Financial Planning
Financial planning services involve the development of a comprehensive strategy to help individuals or businesses achieve their financial goals. Financial planners analyze a client's current financial situation, including income, expenses, assets, and liabilities, and develop a plan to help them achieve their short-term and long-term financial objectives.
Financial planning services can include a range of different areas, such as investment management, retirement planning, tax planning, estate planning, risk management, and insurance planning. A financial planner can provide guidance and recommendations in all of these areas to help clients optimize their financial situation and make informed decisions about their money.
Asset & fund management
Management of assets and funds involves the supervision of investments and the establishment and structuring of investment platforms, including blind pool funds, managed accounts, and advisory arrangements. Here is an overview of the different services provided in this area:
- Structuring and establishment of investment platforms: This involves the creation of investment vehicles such as funds, managed accounts, and advisory arrangements. The process includes the development of the legal and regulatory framework, documentation, and compliance procedures.
- Co-investment structuring: Co-investment allows investors to invest alongside a fund or investment manager in specific investments. This service involves the structuring of co-investment arrangements and negotiating the terms and conditions.
- Carried interest and compensation arrangements: Carried interest is a share of profits that fund managers receive as a performance fee. This service involves the negotiation and structuring of carried interest and other compensation arrangements.

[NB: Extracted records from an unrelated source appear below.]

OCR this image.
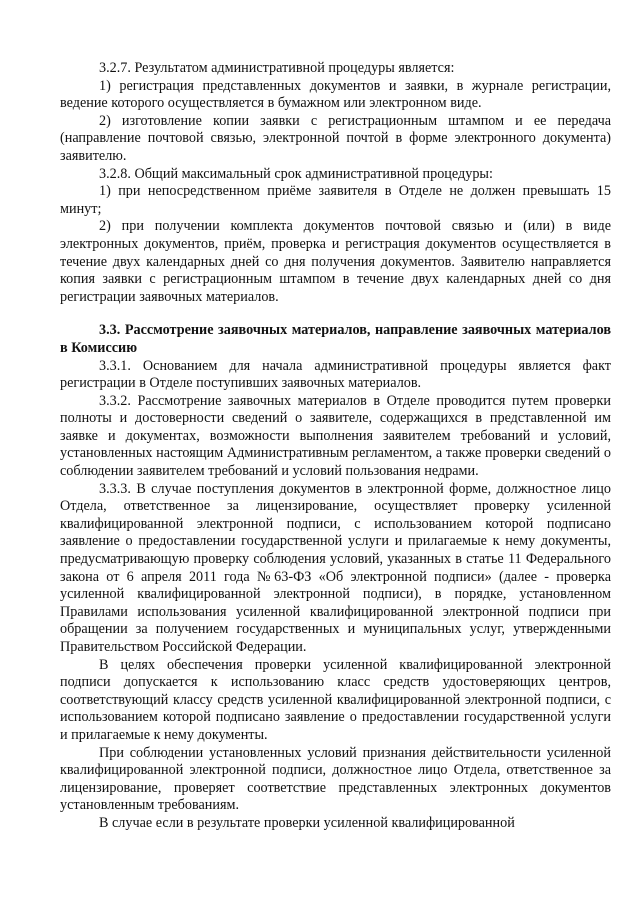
3.2.7. Результатом административной процедуры является:

1) регистрация представленных документов и заявки, в журнале регистрации, ведение которого осуществляется в бумажном или электронном виде.

2) изготовление копии заявки с регистрационным штампом и ее передача (направление почтовой связью, электронной почтой в форме электронного документа) заявителю.

3.2.8. Общий максимальный срок административной процедуры:

1) при непосредственном приёме заявителя в Отделе не должен превышать 15 минут;

2) при получении комплекта документов почтовой связью и (или) в виде электронных документов, приём, проверка и регистрация документов осуществляется в течение двух календарных дней со дня получения документов. Заявителю направляется копия заявки с регистрационным штампом в течение двух календарных дней со дня регистрации заявочных материалов.

3.3. Рассмотрение заявочных материалов, направление заявочных материалов в Комиссию

3.3.1. Основанием для начала административной процедуры является факт регистрации в Отделе поступивших заявочных материалов.

3.3.2. Рассмотрение заявочных материалов в Отделе проводится путем проверки полноты и достоверности сведений о заявителе, содержащихся в представленной им заявке и документах, возможности выполнения заявителем требований и условий, установленных настоящим Административным регламентом, а также проверки сведений о соблюдении заявителем требований и условий пользования недрами.

3.3.3. В случае поступления документов в электронной форме, должностное лицо Отдела, ответственное за лицензирование, осуществляет проверку усиленной квалифицированной электронной подписи, с использованием которой подписано заявление о предоставлении государственной услуги и прилагаемые к нему документы, предусматривающую проверку соблюдения условий, указанных в статье 11 Федерального закона от 6 апреля 2011 года №63-ФЗ «Об электронной подписи» (далее - проверка усиленной квалифицированной электронной подписи), в порядке, установленном Правилами использования усиленной квалифицированной электронной подписи при обращении за получением государственных и муниципальных услуг, утвержденными Правительством Российской Федерации.

В целях обеспечения проверки усиленной квалифицированной электронной подписи допускается к использованию класс средств удостоверяющих центров, соответствующий классу средств усиленной квалифицированной электронной подписи, с использованием которой подписано заявление о предоставлении государственной услуги и прилагаемые к нему документы.

При соблюдении установленных условий признания действительности усиленной квалифицированной электронной подписи, должностное лицо Отдела, ответственное за лицензирование, проверяет соответствие представленных электронных документов установленным требованиям.

В случае если в результате проверки усиленной квалифицированной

- Fund-related disputes, extensions, and restructuring: This service involves the resolution of disputes related to fund management, as well as the extension or restructuring of funds in response to changing market conditions or investor needs.
- Governance-related issues, including key person events and manager removal: Financial experts can provide guidance on governance-related issues, including manager removal and other matters related to the management and operation of investment platforms
Personal Financial Planning
Personal financial planning involves creating a plan to manage your finances, including your income, expenses, savings, investments, and insurance needs. The goal of personal financial planning is to help individuals achieve their financial goals and live comfortable and financially secure life. Some of the key components of personal financial planning include:
- Budgeting: - Creating a budget is an important part of personal financial planning. This involves tracking your income and expenses to ensure that you are living within your means and saving enough money to meet your financial goals.
- Saving and Investing: - Personal financial planning also involves creating a savings plan and investing money in order to grow wealth over time.
- Retirement Planning: - It's important to plan for retirement by setting aside money in a retirement savings account and making sure enough money has been saved to cover your expenses in retirement.
- Insurance Planning: - Protecting individuals and their assets is an important part of personal financial planning. This includes purchasing insurance to cover health, life, and property.
- Debt Management: - Managing debt is also an important part of personal financial planning. This involves creating a plan to pay off debt and managing credit wisely to avoid getting into debt in the first place.
Project Financing
Project financing is a loan structure in which the lender provides funds for a specific project, and the borrower repays the loan from the cash flow generated by the project.
One of the benefits of project financing is that it allows companies to fund major projects off-balance sheet, meaning that the loan and associated liabilities are not reflected on the company's balance sheet. This can improve the company's financial ratios and make it easier to obtain financing for other projects.
However, project financing can be complex and involves a range of stakeholders, including lenders, sponsors, equity investors, and project managers. It requires a detailed analysis of the project's financial and legal structures, as well as a thorough understanding of the risks and potential returns.